3. Preparing for the face-to-face interview

  • How you wish to grow in the company
  • The reason for leaving your previous company
  • Do you code on the side, attend meet ups, have personal projects?
  • Your values

Some companies may multiple face-to-face interviews, which may even be cross-departmental, in order to gather a selection of opinions.

Often Interviewers will be your colleagues, so ensure you come across as someone they would like to work with.

4. Preparing for a technical face-to-face interview

  • Expect to be questioned on trivia concerning the frameworks you have knowledge of.
  • If you can’t answer a technical question, demonstrate your thought process and how you will troubleshoot using tools such as Stack Overflow, (and asking your colleagues).
  • As the interviewers for this interview will often be your direct future colleagues, show your commitment to the team and what you hope you hope to bring.
  • Geek out on coding trivia and personal projects.

There are a few other points which I've consistent found will set you apart from the competition!

Have a career plan in mind

Discussing your personal growth and how you hope to contribute to the employer not just now but in the future will undoubtedly impact on the selection process.

Generally speaking, engineers have two directions of professional travel:

  • Technical direction
  • Management direction
Direction Roles
Technical direction: Senior engineer
Technical expert
Research scientist
Management direction: Team lead
Scrum Master
Product manager
  • The traveler on the technical path focuses on cultivating technical skills, troubleshooting difficult problems and consolidating their mastery. It requires a strong curiosity and a commitment to life-learning learning.

  • The management series focuses on team motivation and management of resources to advance the team's goals. There is an emphasis on communication and interpersonal collaboration.

Discussing what you bring and how you wish you build on skills in order to potentially pursue a particular path will benefit you greatly. In practice, there is no obvious boundaries between these two directions, in many cases necessary skills will overlap.

Hard Skills vs Soft Skills

Interviewers are going to be looking at both hard and soft skills.

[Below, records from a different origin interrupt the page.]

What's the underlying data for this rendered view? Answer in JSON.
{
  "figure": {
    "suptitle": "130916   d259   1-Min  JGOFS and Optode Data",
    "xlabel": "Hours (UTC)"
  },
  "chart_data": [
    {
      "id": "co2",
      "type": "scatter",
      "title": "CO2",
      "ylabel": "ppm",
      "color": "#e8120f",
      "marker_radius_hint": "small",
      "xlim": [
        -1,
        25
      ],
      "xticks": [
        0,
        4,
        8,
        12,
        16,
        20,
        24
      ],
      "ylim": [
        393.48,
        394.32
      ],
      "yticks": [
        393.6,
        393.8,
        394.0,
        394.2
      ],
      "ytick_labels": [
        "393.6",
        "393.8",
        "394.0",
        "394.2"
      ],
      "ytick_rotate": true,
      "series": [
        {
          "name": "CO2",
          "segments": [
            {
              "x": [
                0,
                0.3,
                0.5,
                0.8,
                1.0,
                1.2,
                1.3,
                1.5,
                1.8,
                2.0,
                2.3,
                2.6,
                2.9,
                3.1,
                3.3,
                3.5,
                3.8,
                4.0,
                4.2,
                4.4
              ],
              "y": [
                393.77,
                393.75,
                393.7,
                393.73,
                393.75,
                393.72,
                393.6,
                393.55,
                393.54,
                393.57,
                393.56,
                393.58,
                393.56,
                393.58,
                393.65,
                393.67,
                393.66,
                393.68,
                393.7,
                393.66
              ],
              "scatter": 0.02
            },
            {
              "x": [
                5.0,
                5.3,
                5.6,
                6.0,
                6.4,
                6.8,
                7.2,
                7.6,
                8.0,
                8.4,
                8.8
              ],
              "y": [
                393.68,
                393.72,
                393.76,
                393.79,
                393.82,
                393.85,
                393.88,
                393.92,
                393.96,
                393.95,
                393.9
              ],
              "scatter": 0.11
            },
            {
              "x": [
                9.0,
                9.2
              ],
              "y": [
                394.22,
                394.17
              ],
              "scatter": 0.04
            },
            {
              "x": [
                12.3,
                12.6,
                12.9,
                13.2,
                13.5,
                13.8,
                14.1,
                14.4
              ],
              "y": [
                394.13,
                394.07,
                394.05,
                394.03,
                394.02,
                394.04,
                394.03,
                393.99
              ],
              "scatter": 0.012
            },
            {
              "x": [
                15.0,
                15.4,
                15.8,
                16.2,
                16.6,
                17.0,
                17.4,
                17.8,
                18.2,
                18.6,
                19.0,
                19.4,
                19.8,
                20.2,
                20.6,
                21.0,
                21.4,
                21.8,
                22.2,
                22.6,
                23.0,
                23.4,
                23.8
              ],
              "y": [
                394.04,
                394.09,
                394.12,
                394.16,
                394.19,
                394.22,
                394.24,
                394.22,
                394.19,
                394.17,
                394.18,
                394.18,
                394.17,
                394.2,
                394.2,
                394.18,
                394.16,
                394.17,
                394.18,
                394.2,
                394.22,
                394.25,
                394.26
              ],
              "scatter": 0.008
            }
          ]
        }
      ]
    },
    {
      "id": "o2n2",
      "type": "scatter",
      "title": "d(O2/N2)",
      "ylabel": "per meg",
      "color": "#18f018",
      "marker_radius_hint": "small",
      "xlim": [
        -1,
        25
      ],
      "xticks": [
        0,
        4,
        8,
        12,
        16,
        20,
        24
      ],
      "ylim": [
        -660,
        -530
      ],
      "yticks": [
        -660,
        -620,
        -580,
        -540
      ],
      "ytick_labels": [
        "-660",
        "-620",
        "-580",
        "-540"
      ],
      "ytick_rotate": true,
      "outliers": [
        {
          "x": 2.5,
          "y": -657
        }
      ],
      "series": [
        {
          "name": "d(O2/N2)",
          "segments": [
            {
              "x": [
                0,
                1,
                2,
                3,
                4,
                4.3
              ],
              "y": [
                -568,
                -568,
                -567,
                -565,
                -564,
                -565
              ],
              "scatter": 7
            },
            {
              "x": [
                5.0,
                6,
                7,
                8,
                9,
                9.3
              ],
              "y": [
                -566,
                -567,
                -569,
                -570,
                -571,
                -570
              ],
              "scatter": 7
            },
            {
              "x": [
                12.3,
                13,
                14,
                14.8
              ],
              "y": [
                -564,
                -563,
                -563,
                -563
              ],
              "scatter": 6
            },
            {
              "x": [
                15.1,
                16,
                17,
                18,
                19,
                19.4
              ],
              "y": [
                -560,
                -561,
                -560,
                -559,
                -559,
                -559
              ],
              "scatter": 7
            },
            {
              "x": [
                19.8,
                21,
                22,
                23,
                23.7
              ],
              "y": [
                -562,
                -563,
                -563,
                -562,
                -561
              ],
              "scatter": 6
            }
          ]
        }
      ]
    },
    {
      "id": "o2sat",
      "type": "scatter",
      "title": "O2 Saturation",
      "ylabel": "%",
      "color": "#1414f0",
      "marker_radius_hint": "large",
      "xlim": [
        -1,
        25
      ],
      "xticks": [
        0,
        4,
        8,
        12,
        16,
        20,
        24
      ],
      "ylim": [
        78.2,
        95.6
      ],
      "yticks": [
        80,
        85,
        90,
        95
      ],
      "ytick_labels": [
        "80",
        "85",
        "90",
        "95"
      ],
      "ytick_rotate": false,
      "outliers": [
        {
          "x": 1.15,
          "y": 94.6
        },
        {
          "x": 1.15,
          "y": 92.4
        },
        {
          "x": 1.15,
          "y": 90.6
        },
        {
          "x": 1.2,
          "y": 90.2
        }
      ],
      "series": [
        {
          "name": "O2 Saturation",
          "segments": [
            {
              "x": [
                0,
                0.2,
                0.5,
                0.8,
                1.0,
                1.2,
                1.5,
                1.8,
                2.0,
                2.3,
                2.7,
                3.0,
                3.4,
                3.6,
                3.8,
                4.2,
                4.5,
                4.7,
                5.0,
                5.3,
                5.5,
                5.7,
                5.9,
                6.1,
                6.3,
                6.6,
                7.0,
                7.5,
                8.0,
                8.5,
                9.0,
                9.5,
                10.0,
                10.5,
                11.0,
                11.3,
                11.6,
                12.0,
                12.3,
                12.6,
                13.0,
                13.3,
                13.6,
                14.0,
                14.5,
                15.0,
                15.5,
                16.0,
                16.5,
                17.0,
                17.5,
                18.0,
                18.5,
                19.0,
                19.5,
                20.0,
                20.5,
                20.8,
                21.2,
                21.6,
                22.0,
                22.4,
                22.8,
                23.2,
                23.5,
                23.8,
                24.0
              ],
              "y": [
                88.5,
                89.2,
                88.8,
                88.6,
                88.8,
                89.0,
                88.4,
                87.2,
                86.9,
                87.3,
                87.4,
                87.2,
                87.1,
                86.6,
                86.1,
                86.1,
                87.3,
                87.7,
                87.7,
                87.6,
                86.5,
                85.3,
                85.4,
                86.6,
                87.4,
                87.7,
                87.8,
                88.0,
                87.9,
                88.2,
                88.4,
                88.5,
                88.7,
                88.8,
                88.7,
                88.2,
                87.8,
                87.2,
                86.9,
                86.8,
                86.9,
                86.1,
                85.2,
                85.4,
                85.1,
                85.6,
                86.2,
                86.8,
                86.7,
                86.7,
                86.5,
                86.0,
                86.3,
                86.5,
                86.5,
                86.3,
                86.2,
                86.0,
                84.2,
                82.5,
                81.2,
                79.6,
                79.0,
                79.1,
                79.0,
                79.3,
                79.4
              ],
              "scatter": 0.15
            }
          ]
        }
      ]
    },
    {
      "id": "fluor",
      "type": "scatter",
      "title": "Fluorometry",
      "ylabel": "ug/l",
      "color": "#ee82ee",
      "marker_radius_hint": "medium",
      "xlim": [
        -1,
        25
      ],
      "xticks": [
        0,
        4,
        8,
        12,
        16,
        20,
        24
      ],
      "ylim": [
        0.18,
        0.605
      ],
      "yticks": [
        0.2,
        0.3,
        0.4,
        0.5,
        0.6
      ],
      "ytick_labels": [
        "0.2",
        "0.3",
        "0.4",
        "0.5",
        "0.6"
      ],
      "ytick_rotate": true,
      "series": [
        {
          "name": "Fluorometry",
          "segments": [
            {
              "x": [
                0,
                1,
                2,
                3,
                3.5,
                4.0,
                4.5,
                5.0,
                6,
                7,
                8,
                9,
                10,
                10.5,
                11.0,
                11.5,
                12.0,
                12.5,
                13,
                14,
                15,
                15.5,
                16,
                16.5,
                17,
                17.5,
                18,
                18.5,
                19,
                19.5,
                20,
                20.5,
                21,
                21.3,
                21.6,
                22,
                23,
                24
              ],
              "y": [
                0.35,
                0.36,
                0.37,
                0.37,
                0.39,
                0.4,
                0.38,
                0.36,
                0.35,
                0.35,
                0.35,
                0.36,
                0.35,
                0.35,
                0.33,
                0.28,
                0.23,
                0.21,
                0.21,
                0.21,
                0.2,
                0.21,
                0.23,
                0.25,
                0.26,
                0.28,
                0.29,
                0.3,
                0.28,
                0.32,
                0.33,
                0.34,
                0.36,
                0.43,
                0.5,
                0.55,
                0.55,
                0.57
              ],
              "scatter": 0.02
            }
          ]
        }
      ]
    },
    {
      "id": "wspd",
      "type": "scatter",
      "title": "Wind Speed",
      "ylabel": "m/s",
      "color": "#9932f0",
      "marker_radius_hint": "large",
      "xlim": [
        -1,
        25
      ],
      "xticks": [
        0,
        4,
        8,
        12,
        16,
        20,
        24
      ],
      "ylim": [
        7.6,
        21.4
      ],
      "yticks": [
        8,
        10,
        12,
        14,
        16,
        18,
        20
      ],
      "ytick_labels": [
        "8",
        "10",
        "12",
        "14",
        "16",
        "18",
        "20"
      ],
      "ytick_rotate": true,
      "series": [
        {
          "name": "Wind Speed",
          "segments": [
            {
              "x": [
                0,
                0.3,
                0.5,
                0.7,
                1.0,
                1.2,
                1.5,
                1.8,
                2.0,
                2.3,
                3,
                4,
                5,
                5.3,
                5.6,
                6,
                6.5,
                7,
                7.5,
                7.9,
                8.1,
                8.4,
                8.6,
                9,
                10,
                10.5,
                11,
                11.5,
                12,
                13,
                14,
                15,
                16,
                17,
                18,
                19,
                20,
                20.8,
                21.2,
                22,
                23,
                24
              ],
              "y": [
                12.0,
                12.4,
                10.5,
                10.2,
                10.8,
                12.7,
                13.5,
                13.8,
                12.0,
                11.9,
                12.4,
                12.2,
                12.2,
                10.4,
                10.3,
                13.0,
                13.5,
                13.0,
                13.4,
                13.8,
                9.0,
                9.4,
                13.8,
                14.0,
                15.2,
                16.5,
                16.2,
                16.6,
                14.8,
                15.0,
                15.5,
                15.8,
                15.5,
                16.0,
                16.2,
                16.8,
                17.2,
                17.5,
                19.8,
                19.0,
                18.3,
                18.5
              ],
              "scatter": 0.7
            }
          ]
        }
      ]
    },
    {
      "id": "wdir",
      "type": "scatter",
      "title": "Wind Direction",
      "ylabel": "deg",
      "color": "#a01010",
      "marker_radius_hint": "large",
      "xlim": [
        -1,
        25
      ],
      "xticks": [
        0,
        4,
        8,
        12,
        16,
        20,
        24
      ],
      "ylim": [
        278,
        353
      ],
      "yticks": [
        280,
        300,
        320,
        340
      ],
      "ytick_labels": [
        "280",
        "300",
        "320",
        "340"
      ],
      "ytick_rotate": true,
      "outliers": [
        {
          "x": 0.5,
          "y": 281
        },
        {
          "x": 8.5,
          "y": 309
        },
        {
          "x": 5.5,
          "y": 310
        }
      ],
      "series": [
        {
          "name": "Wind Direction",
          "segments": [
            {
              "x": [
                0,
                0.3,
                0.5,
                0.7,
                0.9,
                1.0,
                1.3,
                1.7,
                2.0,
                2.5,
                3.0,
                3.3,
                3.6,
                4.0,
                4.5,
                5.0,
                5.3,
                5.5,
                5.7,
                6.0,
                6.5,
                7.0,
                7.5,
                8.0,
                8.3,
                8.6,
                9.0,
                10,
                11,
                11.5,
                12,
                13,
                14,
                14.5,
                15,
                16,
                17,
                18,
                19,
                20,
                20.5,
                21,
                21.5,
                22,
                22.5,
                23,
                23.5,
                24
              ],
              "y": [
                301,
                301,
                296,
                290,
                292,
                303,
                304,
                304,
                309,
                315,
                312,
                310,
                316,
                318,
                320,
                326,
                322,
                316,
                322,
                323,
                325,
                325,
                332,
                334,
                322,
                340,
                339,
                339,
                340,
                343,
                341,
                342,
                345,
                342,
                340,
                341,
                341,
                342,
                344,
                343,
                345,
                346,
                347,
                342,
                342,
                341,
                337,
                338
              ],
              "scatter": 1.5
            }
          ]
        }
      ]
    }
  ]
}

  • Hard skills include the mastery of basic knowledge, past project experience, the ability to design system architecture, and the comprehensive application of different framework tools.

  • Soft power includes communication and writing skills, time keeping, creativity and empathy, among others.

How to Target your Interview Preparation

Do your homework on the company and its values, see what it offers in terms of benefits, mentioning those will score you a lot of points.

1. Research potential interview questions on Glassdoor.com

Glassdoor is a platform where users review their experiences with various companies, that includes interviews (regardless of whether they got the job or not). In many case, they'll list out the questions they received in their interviews.

Head over to the Glassdoor page for the company your interviewing for, select interviews and copy the questions people have listed over to a separate document.

From there you can think about your answers for each one. I prefer to write them out and even take notes to potentially have on hand during the actual interview.

You may receive the same questions as listed by other users. Try to leverage the user-driven data on Glassdoor and identify other recruitment processes in order to best prepare for the big day.